Li Jun, Zhao Yun, Zhou Tianyu, Zhu Kai, Zhai Junyu, Sun Yongxin, Wei Lai, Ding Wenjun, Hong Tao, Lai Hao, Wang Chunsheng
Department of Cardiac Surgery, Zhongshan Hospital, Fudan University, Shanghai, China.
Shanghai Institute of Cardiovascular Diseases, Zhongshan Hospital, Fudan University, Shanghai, China.
J Thorac Dis. 2020 Nov;12(11):6563-6572. doi: 10.21037/jtd-20-1960.
Mitral valve (MV) repair has become the gold standard for treating degenerative mitral regurgitation (MR), yet the success rate of MV repair is still low in clinical practice. While studies focused on the learning process of MV repair are scarce, fully understanding the learning curve could provide valuable information for education and the quality control of MV repair, thus benefiting patients. This observational study aimed to evaluate the learning process and performances of individual surgeon for MV repair for degenerative mitral disease using data from a single high-volume center.
Profiles of patients who underwent MV repair for degenerative MR at our institution from January 2003 to December 2016 were analyzed retrospectively. Overall and individual learning curves for the repair rate and major adverse events were calculated using sequential probability cumulative sum failure analysis. Average learning curves for major adverse events and operative time were also analyzed, by calculating the average incidence of adverse events and operative time of all operations stratified by accumulated operation numbers of individual surgeon. Altogether, we evaluated 2,482 operations performed by 14 surgeons.
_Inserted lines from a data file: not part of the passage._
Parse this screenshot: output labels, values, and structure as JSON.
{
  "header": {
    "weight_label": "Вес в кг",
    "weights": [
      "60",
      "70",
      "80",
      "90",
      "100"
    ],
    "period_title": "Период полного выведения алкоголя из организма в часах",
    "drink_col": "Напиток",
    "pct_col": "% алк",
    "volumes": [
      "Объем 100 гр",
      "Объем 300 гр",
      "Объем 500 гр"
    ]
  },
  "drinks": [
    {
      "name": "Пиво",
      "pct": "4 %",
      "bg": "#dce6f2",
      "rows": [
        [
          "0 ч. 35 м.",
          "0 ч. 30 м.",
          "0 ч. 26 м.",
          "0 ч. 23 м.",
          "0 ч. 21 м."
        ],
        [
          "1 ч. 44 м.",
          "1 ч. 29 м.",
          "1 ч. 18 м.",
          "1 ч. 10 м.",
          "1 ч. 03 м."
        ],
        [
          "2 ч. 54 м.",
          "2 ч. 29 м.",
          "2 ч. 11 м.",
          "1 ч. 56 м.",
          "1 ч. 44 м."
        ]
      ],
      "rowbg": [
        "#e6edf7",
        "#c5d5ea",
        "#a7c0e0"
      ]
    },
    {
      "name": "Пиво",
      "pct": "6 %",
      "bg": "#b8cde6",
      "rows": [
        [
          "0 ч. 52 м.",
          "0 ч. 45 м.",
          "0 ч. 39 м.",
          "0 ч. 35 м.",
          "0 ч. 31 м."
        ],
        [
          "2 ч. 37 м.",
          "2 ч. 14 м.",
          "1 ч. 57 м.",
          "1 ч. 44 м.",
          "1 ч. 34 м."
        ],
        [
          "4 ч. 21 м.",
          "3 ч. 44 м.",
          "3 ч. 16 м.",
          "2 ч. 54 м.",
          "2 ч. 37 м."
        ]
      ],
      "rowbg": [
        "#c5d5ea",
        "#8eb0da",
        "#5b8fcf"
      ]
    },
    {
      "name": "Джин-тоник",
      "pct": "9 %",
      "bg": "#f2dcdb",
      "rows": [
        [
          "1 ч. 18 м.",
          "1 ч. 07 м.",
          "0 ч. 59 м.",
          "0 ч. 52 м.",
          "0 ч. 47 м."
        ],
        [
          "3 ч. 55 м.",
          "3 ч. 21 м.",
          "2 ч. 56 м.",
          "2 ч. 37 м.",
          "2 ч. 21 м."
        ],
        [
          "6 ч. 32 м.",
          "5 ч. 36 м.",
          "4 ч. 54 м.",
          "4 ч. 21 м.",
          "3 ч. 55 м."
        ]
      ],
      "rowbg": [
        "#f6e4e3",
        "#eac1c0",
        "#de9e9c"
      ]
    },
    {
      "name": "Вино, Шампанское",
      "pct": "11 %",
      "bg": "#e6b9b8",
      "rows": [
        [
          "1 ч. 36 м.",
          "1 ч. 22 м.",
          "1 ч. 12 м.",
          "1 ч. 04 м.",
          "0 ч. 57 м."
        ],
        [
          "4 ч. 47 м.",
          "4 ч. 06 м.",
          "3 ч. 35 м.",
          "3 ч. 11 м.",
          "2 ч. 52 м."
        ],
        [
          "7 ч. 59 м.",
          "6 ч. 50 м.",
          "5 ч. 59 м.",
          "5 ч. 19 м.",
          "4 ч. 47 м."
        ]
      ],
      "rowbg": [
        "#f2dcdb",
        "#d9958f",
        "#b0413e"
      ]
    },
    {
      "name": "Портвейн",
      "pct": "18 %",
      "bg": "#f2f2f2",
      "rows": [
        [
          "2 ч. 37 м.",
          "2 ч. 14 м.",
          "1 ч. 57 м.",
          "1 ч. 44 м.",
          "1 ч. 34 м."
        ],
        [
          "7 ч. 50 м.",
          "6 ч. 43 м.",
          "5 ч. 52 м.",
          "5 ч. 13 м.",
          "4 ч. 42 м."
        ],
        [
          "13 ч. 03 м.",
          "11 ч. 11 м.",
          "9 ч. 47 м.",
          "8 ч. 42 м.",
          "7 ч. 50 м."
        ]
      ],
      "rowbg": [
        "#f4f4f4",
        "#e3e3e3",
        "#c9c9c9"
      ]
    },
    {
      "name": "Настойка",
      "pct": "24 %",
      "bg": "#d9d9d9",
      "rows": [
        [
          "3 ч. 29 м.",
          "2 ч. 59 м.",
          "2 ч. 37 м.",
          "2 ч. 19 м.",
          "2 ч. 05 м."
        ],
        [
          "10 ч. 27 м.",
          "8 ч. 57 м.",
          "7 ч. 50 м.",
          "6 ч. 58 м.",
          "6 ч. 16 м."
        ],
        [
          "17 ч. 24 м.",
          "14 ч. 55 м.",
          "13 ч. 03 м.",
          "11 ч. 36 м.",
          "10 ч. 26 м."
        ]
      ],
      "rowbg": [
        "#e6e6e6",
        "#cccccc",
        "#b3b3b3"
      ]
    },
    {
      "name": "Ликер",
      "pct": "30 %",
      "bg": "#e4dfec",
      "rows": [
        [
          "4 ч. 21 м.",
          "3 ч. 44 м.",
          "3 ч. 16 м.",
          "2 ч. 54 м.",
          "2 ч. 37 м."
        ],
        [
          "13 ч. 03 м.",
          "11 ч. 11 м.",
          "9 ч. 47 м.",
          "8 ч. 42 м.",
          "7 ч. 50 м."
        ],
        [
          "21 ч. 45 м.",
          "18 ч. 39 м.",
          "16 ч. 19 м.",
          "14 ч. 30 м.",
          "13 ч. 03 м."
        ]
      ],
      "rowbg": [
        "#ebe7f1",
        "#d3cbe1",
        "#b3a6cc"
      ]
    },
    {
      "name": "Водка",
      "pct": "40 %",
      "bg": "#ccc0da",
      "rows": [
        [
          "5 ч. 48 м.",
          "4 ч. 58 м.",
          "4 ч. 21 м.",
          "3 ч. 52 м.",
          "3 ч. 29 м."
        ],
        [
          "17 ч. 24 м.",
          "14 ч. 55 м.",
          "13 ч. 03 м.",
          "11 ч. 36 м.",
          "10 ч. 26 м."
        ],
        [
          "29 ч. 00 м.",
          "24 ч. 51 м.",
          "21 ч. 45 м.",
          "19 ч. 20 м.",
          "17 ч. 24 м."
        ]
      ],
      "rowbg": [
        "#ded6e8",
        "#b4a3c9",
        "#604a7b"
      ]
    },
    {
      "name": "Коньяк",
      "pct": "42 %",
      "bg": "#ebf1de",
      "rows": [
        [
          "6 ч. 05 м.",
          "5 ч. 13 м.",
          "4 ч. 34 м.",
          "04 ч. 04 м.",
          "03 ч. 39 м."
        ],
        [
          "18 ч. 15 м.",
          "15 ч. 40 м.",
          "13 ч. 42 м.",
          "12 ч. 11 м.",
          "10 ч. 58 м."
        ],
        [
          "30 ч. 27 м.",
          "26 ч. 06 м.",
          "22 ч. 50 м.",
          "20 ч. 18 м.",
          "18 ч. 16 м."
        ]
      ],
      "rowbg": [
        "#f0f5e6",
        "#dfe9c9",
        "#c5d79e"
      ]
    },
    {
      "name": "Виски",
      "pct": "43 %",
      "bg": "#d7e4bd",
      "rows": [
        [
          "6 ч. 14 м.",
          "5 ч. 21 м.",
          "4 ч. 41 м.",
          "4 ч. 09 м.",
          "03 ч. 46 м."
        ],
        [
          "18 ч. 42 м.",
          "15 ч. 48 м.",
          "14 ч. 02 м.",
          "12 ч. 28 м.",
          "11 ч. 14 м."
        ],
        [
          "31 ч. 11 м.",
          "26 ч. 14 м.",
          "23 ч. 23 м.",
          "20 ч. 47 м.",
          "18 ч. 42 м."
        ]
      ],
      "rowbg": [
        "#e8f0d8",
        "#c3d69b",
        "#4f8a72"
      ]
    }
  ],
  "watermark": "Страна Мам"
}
There was an obvious learning curve for the repair rate at the institution and individual surgeon levels. Altogether, 50 to 200 operations were needed to overcome the repair rate learning curve, yet wide variation was observed among individual surgeons. The learning process for individual surgeons became faster after the turning point in the institutional learning curve appeared. No obvious learning curve was observed at the institution or individual level for major adverse events and in-hospital mortality.
The number of cases required to overcome the learning curve for repair rate is substantial, although there is marked variation among surgeons. Individuals' learning curves accelerate as the institution accumulates experience. MV repair is safe in experienced high-volume center. Close monitoring is necessary when surgeons begin to practice new techniques.
二尖瓣修复已成为治疗退行性二尖瓣反流(MR)的金标准,但在临床实践中二尖瓣修复的成功率仍然较低。虽然专注于二尖瓣修复学习过程的研究很少,但充分了解学习曲线可为二尖瓣修复的教育和质量控制提供有价值的信息,从而使患者受益。本观察性研究旨在利用来自单一高容量中心的数据,评估个体外科医生进行退行性二尖瓣疾病二尖瓣修复的学习过程和表现。
回顾性分析2003年1月至2016年12月在我院接受退行性MR二尖瓣修复的患者资料。使用序贯概率累积和失败分析计算修复率和主要不良事件的总体及个体学习曲线。还通过计算按个体外科医生累积手术数量分层的所有手术的不良事件平均发生率和手术时间,分析主要不良事件和手术时间的平均学习曲线。我们总共评估了14位外科医生进行的2482例手术。
在机构和个体外科医生层面,修复率均存在明显的学习曲线。总共需要50至200例手术才能克服修复率学习曲线,但个体外科医生之间存在很大差异。在机构学习曲线出现转折点后,个体外科医生的学习过程加快。在机构或个体层面,未观察到主要不良事件和院内死亡率的明显学习曲线。
尽管外科医生之间存在显著差异,但克服修复率学习曲线所需的病例数仍然较多。随着机构积累经验,个体的学习曲线会加速。在经验丰富的高容量中心,二尖瓣修复是安全的。当外科医生开始实践新技术时,需要密切监测。